On 03/04/2013 04:49, Aaron Kuperman wrote:
Jurisdictions (such as in the 650 $z) always use the current names even if ridiculous. This led to headings such as “Soviet Union–Foreign Relations–Byzantine Empire”. LC has been moving to prevent this by being more skeptical as to whether a change in name is really a change in the nature of the jurisdiction. This will be explained on the authority record for a jurisdiction. If a jurisdiction became extinct, it is permissable to use the heading even for current works. Also there are some headings specifically for extinct places (“former Soviet…”) that address the problem. I suspect the origin of the problem is that Anglo-Americans are used to stable national boundaries, whereas much of the rest of the world was quite unstable over the centuries.

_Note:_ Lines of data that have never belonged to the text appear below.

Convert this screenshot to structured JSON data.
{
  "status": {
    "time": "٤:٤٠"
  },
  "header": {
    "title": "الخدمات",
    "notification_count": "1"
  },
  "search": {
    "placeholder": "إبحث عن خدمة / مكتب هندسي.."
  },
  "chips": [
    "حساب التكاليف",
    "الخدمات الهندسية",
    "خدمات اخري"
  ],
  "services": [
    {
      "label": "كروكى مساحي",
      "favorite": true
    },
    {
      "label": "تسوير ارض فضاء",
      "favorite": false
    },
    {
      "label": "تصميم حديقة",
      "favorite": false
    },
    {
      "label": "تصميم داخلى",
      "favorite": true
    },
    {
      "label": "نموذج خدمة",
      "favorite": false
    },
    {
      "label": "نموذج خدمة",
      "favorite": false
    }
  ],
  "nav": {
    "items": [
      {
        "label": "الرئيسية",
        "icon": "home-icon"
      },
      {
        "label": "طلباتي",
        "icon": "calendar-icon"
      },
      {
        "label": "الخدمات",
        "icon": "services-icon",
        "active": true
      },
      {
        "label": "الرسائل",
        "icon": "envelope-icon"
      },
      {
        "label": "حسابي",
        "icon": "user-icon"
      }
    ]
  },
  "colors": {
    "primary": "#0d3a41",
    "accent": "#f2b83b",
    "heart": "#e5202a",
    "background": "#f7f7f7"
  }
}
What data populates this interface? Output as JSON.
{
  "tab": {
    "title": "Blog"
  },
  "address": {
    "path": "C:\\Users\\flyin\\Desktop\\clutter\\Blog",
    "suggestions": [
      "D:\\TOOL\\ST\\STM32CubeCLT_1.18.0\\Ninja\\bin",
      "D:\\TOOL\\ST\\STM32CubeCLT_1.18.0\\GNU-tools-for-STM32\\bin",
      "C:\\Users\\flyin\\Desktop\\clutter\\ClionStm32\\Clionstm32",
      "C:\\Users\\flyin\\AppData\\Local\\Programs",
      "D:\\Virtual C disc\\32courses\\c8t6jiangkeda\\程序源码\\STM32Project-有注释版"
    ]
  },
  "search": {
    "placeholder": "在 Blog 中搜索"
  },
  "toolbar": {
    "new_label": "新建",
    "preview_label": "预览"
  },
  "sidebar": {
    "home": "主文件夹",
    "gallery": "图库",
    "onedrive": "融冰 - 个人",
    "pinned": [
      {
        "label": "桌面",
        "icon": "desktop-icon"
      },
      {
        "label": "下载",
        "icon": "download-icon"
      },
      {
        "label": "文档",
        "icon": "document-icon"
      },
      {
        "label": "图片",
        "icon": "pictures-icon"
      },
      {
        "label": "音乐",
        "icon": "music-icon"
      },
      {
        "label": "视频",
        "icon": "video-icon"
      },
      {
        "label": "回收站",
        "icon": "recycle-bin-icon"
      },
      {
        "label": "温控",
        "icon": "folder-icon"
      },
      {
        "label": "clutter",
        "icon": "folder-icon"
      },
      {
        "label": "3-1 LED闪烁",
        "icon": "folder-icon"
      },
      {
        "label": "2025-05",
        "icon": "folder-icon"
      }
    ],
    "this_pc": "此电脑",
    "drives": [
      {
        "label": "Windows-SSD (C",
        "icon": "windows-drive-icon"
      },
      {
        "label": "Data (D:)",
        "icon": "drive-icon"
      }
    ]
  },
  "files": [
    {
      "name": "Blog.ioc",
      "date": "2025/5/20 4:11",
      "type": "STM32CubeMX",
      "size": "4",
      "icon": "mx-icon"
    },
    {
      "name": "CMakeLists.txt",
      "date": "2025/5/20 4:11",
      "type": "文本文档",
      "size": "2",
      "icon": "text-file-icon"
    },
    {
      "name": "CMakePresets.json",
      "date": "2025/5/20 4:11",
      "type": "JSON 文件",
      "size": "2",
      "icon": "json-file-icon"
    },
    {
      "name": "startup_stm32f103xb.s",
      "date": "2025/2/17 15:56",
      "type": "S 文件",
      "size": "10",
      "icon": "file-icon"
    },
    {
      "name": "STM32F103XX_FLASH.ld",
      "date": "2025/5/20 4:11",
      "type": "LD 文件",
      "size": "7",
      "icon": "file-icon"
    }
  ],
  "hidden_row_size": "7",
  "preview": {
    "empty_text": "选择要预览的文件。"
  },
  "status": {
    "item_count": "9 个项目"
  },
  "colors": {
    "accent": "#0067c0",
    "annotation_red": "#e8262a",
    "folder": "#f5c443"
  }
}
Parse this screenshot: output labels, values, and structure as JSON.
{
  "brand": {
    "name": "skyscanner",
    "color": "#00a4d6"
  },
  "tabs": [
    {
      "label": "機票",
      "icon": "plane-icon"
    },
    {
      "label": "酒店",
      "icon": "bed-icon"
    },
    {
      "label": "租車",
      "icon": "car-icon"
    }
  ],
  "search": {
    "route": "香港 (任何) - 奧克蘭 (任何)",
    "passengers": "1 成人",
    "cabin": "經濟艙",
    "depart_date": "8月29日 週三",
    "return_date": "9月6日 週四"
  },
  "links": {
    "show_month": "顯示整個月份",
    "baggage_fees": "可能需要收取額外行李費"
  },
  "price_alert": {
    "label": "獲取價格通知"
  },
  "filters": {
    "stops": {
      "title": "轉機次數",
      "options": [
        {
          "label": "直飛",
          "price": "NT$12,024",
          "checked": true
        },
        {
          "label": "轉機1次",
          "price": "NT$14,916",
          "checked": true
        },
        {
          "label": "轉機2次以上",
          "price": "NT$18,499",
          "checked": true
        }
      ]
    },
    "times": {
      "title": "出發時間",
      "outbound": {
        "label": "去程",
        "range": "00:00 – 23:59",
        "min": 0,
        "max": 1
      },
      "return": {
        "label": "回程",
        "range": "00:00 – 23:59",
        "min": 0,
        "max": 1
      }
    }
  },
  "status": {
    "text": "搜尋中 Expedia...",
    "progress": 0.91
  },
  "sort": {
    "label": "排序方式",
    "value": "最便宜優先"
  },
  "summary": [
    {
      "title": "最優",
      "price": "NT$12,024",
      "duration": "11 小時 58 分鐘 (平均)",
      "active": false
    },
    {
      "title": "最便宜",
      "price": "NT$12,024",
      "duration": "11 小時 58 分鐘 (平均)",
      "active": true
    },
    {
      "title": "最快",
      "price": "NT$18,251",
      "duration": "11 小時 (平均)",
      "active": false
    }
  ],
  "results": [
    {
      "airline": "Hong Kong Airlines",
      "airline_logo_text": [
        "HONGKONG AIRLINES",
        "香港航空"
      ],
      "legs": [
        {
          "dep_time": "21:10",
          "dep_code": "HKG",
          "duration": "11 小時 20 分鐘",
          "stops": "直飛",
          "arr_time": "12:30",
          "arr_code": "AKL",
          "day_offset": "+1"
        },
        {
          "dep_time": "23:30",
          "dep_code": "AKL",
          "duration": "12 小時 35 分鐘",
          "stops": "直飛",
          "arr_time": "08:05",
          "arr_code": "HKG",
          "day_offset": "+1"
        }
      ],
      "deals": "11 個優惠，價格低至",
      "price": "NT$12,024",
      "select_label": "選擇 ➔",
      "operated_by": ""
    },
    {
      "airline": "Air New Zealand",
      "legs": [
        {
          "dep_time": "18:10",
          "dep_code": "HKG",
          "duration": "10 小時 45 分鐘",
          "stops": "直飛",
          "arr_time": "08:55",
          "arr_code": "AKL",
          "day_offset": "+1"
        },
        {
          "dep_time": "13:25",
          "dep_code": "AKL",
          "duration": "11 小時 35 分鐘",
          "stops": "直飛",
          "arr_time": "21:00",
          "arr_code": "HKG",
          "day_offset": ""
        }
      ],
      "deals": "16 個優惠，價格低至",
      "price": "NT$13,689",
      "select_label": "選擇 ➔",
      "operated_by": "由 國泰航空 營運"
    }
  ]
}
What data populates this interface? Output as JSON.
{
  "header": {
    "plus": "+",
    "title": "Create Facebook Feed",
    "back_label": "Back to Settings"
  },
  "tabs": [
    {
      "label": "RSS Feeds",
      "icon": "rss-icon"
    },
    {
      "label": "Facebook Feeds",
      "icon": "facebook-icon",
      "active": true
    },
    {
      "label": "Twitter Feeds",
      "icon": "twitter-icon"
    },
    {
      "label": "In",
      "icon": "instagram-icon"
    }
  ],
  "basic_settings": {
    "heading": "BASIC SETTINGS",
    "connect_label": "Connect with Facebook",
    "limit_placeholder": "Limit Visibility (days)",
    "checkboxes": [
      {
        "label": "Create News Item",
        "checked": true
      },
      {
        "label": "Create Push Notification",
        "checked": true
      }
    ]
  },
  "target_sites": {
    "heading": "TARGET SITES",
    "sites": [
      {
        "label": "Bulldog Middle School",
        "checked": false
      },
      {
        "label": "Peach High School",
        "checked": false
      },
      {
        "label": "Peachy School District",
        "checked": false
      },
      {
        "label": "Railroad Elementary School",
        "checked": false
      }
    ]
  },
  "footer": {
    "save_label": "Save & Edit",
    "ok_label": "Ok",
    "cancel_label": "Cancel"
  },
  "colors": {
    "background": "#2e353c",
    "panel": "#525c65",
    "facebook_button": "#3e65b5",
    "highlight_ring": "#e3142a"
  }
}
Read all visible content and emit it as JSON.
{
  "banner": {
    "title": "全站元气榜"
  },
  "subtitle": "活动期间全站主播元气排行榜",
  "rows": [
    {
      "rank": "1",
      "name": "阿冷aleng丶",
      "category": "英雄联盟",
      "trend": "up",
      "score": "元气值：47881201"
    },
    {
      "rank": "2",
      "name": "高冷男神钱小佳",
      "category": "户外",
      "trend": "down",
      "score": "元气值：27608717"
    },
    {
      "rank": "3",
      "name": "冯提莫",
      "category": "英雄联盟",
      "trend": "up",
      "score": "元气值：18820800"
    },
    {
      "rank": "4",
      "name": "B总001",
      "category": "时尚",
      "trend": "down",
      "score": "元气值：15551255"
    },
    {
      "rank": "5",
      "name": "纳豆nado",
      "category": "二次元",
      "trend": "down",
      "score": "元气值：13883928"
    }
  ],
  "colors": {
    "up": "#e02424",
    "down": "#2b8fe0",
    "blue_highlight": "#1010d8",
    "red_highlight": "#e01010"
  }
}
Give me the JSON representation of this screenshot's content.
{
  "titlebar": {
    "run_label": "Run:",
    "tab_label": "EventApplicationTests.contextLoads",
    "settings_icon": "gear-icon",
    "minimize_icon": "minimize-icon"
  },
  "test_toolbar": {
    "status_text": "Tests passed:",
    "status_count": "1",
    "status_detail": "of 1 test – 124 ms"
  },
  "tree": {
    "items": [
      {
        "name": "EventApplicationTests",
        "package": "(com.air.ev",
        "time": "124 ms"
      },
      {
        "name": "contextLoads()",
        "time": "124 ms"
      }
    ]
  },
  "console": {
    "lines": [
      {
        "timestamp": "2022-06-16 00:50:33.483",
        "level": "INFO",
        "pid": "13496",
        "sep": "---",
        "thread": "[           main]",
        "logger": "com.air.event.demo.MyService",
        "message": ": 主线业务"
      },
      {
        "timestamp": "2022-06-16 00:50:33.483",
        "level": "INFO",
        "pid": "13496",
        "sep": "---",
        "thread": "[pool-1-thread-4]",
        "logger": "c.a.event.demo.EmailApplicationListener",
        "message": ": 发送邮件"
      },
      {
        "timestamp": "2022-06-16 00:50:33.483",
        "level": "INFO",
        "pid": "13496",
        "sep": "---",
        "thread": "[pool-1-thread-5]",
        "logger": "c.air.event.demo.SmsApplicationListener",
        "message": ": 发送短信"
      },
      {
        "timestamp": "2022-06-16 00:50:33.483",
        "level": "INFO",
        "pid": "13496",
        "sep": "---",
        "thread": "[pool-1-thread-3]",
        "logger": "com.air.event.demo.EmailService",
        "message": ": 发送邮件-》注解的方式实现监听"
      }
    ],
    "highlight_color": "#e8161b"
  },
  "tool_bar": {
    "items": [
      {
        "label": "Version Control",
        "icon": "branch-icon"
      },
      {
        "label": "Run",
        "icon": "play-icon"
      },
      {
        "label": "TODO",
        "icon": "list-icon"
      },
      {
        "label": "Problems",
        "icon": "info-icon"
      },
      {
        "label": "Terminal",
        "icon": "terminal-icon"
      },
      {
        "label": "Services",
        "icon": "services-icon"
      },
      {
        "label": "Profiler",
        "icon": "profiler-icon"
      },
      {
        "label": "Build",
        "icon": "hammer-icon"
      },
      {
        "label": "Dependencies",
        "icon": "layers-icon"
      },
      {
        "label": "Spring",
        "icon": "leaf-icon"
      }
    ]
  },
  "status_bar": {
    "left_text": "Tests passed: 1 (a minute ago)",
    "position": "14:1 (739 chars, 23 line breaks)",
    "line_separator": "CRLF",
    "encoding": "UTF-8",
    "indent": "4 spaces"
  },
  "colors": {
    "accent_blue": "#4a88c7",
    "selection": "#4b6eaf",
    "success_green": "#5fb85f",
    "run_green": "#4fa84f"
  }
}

There is actually a real problem when a single geographic area is given more than one name, and we see the real problems with Russia/Soviet Union/Former Soviet Republics. These led to some of the most complex intellectual knots I have ever had to untie. To see some of the problems, I wrote a short tutorial for the Slavic Cataloging Manual, available at http://www.indiana.edu/~libslav/slavcatman/rsufsr.html and it is still available on the Princeton site too: http://library.princeton.edu/departments/tsd/katmandu/sgman/rsufsr.html
This is an example of subject analysis that is now so complex, I cannot imagine how non-specialist catalogers can assign the subjects correctly, but more importantly how any searcher could find something correctly when these names are used. I remember I added tons of notes in the authority module with the idea of helping people but of course they have all been overwritten.
The heading “Soviet Union–Foreign relations–Byzantine Empire” I completely agree is ridiculous, but ultimately no more so than “United States–History–Queen Anne’s War, 1702-1713” or “Italy–History–1268-1492”.